Dans Marc, le comportement des disciples est justifié par
l'histoire de David et par une déclaration souveraine : le
Fils de l'homme est maître du sabbat, le sabbat est fait pour
l'homme. Matthieu reprend le texte de Marc, mais y ajoute deux
citations de l'Ancien Testament : Nombres 29, 9-10 (les
prêtres violent le sabbat en offrant ce jour-là des
sacrifices, donc la Torah elle-même hiérarchise les
commandements) ; et Osée 6, 6 (C'est l'amour que je
veux et non les sacrifices). Voici le second pas de la
démonstration : si la hiérarchisation des commandements
est inévitable, au nom de quel principe doit-elle être
faite ? Au nom de l'amour, répond Jésus. Les disciples
avaient faim (c'est une précision de Matthieu), leur
détresse justifie leur geste, car l'amour de Dieu
préfère le bien de l'homme au respect formaliste d'une
exigence.
* Une brèche. Les récits de controverses ouvrent donc une brèche. Certes, la Loi est valable en son intégralité. Mais elle l'est à condition d'être conforme à la volonté originaire de Dieu, conforme à l'intention centrale qui est l'amour. Aux yeux du Christ de Matthieu, il est légitime et même requis de transgresser la Torah au nom de la Torah, car l'amour prime la lettre, la véritable fidélité prime l'obéissance formaliste.
B - Les
antithèses du Sermon sur la Montagne. 5, 21-48.
Ici, il n'est plus question de polémiques contre la Synagogue.
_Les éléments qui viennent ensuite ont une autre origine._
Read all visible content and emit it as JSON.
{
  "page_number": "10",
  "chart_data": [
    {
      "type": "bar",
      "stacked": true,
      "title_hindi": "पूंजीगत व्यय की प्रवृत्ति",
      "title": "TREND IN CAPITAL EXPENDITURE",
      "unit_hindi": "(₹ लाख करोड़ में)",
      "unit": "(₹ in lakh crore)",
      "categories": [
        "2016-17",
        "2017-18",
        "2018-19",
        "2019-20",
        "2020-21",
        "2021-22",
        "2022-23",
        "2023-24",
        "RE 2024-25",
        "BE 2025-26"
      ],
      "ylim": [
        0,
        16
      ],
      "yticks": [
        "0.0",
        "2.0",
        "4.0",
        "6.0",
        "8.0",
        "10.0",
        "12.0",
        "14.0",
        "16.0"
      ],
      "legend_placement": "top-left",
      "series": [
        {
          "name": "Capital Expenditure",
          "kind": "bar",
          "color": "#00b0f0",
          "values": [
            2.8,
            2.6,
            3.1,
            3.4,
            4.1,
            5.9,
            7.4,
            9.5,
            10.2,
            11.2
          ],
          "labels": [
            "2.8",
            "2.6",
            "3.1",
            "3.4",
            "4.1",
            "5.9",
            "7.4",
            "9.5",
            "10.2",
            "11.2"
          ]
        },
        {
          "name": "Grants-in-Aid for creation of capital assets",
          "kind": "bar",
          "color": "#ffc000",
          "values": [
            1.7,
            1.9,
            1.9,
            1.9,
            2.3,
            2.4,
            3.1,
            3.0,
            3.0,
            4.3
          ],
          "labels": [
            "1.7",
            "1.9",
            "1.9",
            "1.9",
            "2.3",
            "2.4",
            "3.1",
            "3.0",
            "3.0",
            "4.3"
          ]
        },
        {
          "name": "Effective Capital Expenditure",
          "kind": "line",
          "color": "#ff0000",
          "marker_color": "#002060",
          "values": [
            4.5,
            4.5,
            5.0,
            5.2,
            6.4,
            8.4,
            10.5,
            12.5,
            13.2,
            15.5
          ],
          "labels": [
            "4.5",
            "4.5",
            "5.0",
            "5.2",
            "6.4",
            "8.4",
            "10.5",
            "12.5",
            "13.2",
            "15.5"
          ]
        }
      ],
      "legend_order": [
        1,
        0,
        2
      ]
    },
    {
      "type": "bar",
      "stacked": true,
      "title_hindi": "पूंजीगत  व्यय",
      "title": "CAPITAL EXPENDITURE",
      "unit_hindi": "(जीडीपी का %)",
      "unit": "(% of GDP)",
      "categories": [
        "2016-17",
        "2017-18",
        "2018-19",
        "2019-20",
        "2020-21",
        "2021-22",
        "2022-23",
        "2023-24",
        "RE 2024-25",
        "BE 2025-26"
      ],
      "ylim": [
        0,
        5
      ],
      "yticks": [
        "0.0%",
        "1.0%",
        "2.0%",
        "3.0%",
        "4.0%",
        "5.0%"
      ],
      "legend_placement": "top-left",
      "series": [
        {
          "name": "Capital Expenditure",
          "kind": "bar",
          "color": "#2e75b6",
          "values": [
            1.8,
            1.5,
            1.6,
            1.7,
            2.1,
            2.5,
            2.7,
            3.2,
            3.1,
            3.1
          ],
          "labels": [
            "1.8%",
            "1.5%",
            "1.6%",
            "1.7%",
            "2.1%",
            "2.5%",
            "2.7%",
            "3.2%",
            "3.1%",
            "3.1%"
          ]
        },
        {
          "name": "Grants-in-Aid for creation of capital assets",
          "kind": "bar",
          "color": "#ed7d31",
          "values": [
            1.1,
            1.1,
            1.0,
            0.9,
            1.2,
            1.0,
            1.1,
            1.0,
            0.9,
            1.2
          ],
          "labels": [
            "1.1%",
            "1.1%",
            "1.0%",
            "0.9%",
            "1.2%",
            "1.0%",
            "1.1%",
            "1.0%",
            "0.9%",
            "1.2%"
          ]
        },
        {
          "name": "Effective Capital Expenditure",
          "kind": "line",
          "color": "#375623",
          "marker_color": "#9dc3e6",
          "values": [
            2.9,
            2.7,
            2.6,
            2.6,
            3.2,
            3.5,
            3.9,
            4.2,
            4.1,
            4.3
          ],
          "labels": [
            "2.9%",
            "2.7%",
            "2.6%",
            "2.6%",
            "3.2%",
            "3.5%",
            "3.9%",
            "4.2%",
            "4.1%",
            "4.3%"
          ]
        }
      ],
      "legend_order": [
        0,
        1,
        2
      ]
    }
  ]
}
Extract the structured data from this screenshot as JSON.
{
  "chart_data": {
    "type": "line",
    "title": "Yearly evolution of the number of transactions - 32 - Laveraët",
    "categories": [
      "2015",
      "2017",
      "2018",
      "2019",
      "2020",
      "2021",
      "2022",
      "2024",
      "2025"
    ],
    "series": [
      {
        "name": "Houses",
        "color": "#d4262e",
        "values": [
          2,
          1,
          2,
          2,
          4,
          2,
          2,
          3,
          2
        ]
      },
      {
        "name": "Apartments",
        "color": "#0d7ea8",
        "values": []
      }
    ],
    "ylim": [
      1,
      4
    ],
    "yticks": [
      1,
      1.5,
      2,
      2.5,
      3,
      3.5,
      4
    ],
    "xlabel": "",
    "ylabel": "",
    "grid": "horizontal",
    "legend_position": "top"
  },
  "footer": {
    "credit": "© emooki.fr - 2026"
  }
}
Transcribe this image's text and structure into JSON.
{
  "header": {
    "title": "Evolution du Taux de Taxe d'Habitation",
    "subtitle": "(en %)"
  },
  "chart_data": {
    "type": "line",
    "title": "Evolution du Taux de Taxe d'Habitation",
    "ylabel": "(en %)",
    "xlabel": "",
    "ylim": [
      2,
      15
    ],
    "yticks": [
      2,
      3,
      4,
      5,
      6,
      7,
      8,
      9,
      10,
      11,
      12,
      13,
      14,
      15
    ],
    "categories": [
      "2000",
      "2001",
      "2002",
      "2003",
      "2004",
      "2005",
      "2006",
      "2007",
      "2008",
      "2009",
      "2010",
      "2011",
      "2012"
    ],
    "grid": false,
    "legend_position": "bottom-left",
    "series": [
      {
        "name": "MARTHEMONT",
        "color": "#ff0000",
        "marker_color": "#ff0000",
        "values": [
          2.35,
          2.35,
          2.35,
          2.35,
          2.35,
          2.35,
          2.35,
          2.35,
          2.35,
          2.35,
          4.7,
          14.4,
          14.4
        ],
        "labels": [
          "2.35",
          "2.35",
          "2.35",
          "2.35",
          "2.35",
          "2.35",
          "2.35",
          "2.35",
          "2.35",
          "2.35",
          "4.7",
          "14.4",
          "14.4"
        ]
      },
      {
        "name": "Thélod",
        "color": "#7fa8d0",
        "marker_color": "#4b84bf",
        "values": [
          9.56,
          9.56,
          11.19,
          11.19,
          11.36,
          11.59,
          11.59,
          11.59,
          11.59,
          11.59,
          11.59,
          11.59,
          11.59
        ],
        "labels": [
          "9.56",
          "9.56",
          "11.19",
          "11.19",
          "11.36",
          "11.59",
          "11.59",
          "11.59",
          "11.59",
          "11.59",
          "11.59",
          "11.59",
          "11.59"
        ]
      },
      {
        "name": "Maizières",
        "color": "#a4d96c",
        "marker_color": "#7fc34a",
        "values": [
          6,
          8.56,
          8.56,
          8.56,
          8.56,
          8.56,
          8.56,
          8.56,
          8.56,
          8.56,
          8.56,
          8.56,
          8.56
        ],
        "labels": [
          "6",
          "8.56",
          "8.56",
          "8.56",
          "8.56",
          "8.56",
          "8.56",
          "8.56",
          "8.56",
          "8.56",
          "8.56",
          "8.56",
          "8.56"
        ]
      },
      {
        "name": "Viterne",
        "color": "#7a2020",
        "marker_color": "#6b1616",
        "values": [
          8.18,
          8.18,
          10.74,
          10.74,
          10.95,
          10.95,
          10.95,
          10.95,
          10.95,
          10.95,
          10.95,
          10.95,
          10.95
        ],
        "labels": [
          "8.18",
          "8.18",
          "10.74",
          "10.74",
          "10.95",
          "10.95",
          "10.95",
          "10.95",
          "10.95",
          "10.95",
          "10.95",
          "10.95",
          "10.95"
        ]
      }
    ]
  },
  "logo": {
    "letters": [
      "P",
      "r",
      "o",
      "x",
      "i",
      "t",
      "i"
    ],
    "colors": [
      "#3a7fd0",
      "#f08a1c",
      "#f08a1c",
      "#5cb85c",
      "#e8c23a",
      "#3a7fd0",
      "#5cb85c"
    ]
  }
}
Il s'agit d'instruire l'Église, figurée par les
disciples. Le passage se caractérise par les antithèses
: "Vous avez appris qu'il a
été dit...et moi je vous dis." il s'agit ici de mettre en opposition la tradition
séculaire et la parole du Christ. Les verbes "entendre" et
"dire" appartiennent au vocabulaire signifiant la transmission ou la
réception de la tradition mosaïque. C'est donc la Torah
révélée à Moïse au Sinaï telle
qu'elle est transmise, expliquée et commentée dans
l'enseignement des anciens (prophètes, scribes, rabbins) qui
est visée ici. Le Christ du Sermon sur la Montagne met ici en
cause le coeur de la foi juive. A la tradition séculaire
remontant à Moïse au Sinaï s'oppose "mais moi, je vous dis" de
Jésus. On ne trouve jamais ce type de déclaration
souveraine en "je" dans la tradition juive, car elle implique une triple
rupture par rapport à la façon dont se serait
exprimé tout interprète juif :
* Le Christ de Matthieu met en opposition la
volonté de Dieu et la Loi de Moïse.
* Il ne cite pas l'Ecriture pour appuyer son propos.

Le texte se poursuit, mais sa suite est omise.